Al Qaeda’s Iraqi affiliate, the Islamic State of Iraq, claimed responsibility for the attack on “the dirty place of the infidel which Iraqi Christians have long used as a base to fight Islam”.

It said in a statement posted on a radical websites that it was an action against the Christian church in Egypt.

Iraqi security officials said they had been warned of possible attacks against large gatherings, especially churches.

“We expect attacks will continue and increase in the coming days,” said Lieutenant General Hussein Kamal, Iraq’s Deputy Interior Minister.

As Sunday’s operation unfolded, military helicopters flew low overhead and gunfire rang out through the densely populated residential area.

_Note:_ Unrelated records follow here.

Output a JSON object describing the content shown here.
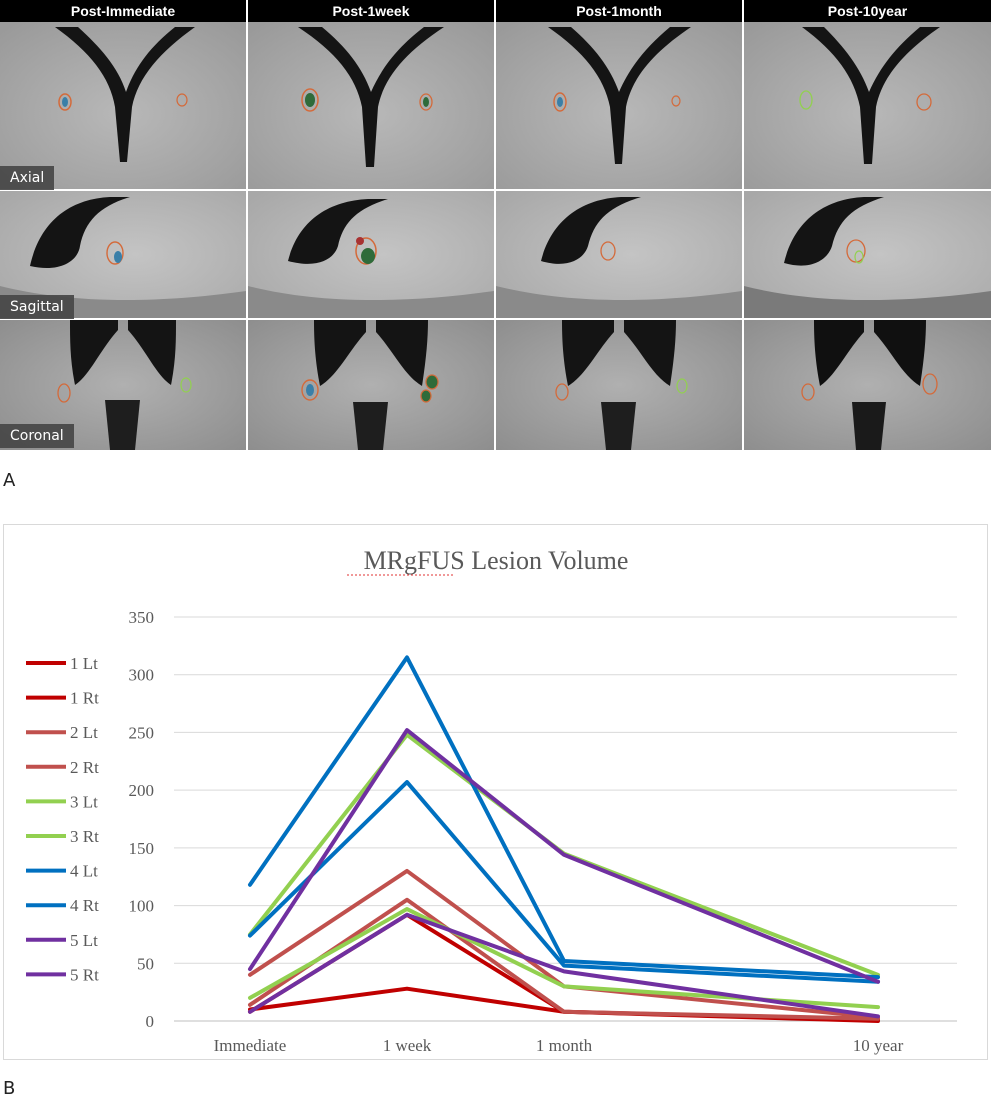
{
  "panel_a": {
    "label": "A",
    "columns": [
      "Post-Immediate",
      "Post-1week",
      "Post-1month",
      "Post-10year"
    ],
    "rows": [
      "Axial",
      "Sagittal",
      "Coronal"
    ]
  },
  "panel_b": {
    "label": "B"
  },
  "chart_data": {
    "type": "line",
    "title": "MRgFUS Lesion Volume",
    "categories": [
      "Immediate",
      "1 week",
      "1 month",
      "10 year"
    ],
    "x_positions": [
      0,
      1,
      2,
      4
    ],
    "ylim": [
      0,
      350
    ],
    "yticks": [
      "0",
      "50",
      "100",
      "150",
      "200",
      "250",
      "300",
      "350"
    ],
    "grid": true,
    "legend_position": "left",
    "series": [
      {
        "name": "1 Lt",
        "color": "#c00000",
        "values": [
          8,
          92,
          8,
          0
        ]
      },
      {
        "name": "1 Rt",
        "color": "#c00000",
        "values": [
          10,
          28,
          8,
          1
        ]
      },
      {
        "name": "2 Lt",
        "color": "#c0504d",
        "values": [
          40,
          130,
          30,
          3
        ]
      },
      {
        "name": "2 Rt",
        "color": "#c0504d",
        "values": [
          14,
          105,
          8,
          2
        ]
      },
      {
        "name": "3 Lt",
        "color": "#92d050",
        "values": [
          75,
          248,
          145,
          40
        ]
      },
      {
        "name": "3 Rt",
        "color": "#92d050",
        "values": [
          20,
          97,
          30,
          12
        ]
      },
      {
        "name": "4 Lt",
        "color": "#0070c0",
        "values": [
          118,
          315,
          52,
          38
        ]
      },
      {
        "name": "4 Rt",
        "color": "#0070c0",
        "values": [
          74,
          207,
          48,
          34
        ]
      },
      {
        "name": "5 Lt",
        "color": "#7030a0",
        "values": [
          45,
          252,
          144,
          34
        ]
      },
      {
        "name": "5 Rt",
        "color": "#7030a0",
        "values": [
          8,
          92,
          43,
          4
        ]
      }
    ]
  }
}
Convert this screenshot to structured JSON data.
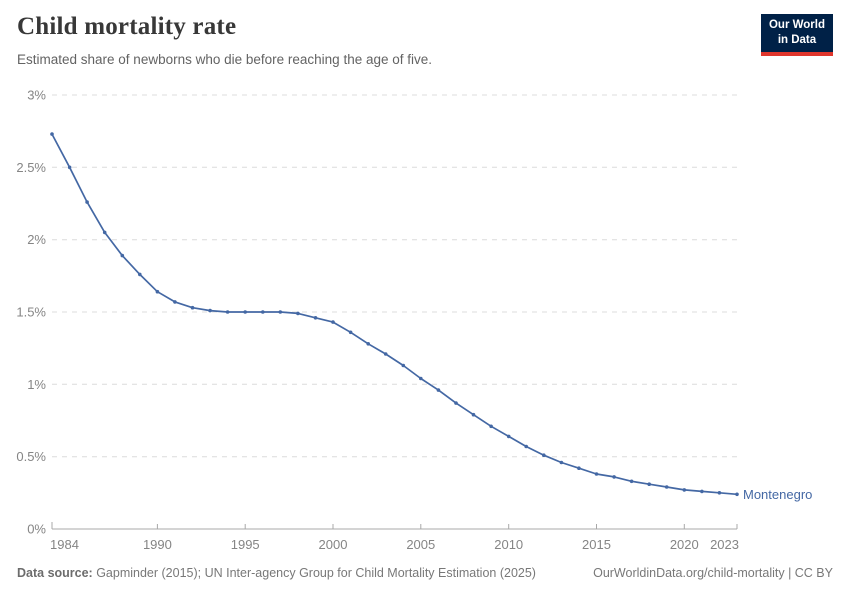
{
  "header": {
    "title": "Child mortality rate",
    "subtitle": "Estimated share of newborns who die before reaching the age of five."
  },
  "logo": {
    "line1": "Our World",
    "line2": "in Data",
    "bg_color": "#002147",
    "accent_color": "#e0362c"
  },
  "chart_data": {
    "type": "line",
    "title": "Child mortality rate",
    "subtitle": "Estimated share of newborns who die before reaching the age of five.",
    "x": [
      1984,
      1985,
      1986,
      1987,
      1988,
      1989,
      1990,
      1991,
      1992,
      1993,
      1994,
      1995,
      1996,
      1997,
      1998,
      1999,
      2000,
      2001,
      2002,
      2003,
      2004,
      2005,
      2006,
      2007,
      2008,
      2009,
      2010,
      2011,
      2012,
      2013,
      2014,
      2015,
      2016,
      2017,
      2018,
      2019,
      2020,
      2021,
      2022,
      2023
    ],
    "series": [
      {
        "name": "Montenegro",
        "color": "#4468a4",
        "values": [
          2.73,
          2.5,
          2.26,
          2.05,
          1.89,
          1.76,
          1.64,
          1.57,
          1.53,
          1.51,
          1.5,
          1.5,
          1.5,
          1.5,
          1.49,
          1.46,
          1.43,
          1.36,
          1.28,
          1.21,
          1.13,
          1.04,
          0.96,
          0.87,
          0.79,
          0.71,
          0.64,
          0.57,
          0.51,
          0.46,
          0.42,
          0.38,
          0.36,
          0.33,
          0.31,
          0.29,
          0.27,
          0.26,
          0.25,
          0.24
        ]
      }
    ],
    "xlabel": "",
    "ylabel": "",
    "ylim": [
      0,
      3
    ],
    "yticks": [
      0,
      0.5,
      1,
      1.5,
      2,
      2.5,
      3
    ],
    "ytick_labels": [
      "0%",
      "0.5%",
      "1%",
      "1.5%",
      "2%",
      "2.5%",
      "3%"
    ],
    "xticks": [
      1984,
      1990,
      1995,
      2000,
      2005,
      2010,
      2015,
      2020,
      2023
    ],
    "grid": "horizontal-dashed",
    "legend_position": "end-of-line-label"
  },
  "footer": {
    "source_label": "Data source:",
    "source_text": " Gapminder (2015); UN Inter-agency Group for Child Mortality Estimation (2025)",
    "link_text": "OurWorldinData.org/child-mortality | CC BY"
  }
}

Streets around the Assyrian Catholic church were quickly cordoned off.

A woman who was held hostage in the Our Lady of Salvation Church said there were many bodies inside.

“While I was trying to find my way out, in the dark, I walked over bodies,” she said, asking not to be identified. “There are many bodies there.”

A police source said the attackers demanded release of al Qaeda prisoners, including the widow of Abu Omar al-Baghdadi, the former head of the Islamic State of Iraq, who was killed in April.

In a separate call to al-Baghdadiya television station, a man who claimed to be one of the attackers said the group also wanted al Qaeda prisoners released in Egypt.

Our Lady of Salvation, one of Baghdad’s largest churches, was one of five churches in Baghdad and Mosul hit in coordinated attacks in August 2004 in which 12 people were killed.

Christians number about a 1.5 million out of a total Iraqi population of about 23 million, the vast majority of them Muslims.

Christian denominations include Chaldeans, Copts, Roman and Melkite Catholics, Maronites and Greek Orthodox.

The local TV station, al-Baghdadiya, said it had received a phone call from someone claiming to be one of the attackers, who said they were from the Islamic State of Iraq, a Sunni militant umbrella group to which al-Qaeda in Iraq belongs.

Reports said the attackers were not Iraqis, but foreign Arabs.

The raid came two days after a suicide attack on a cafe in Diyala province left 21 people dead.

Police said a group of armed men began by attacking the Iraq Stock Exchange building, and then took over the Catholic church just across the road.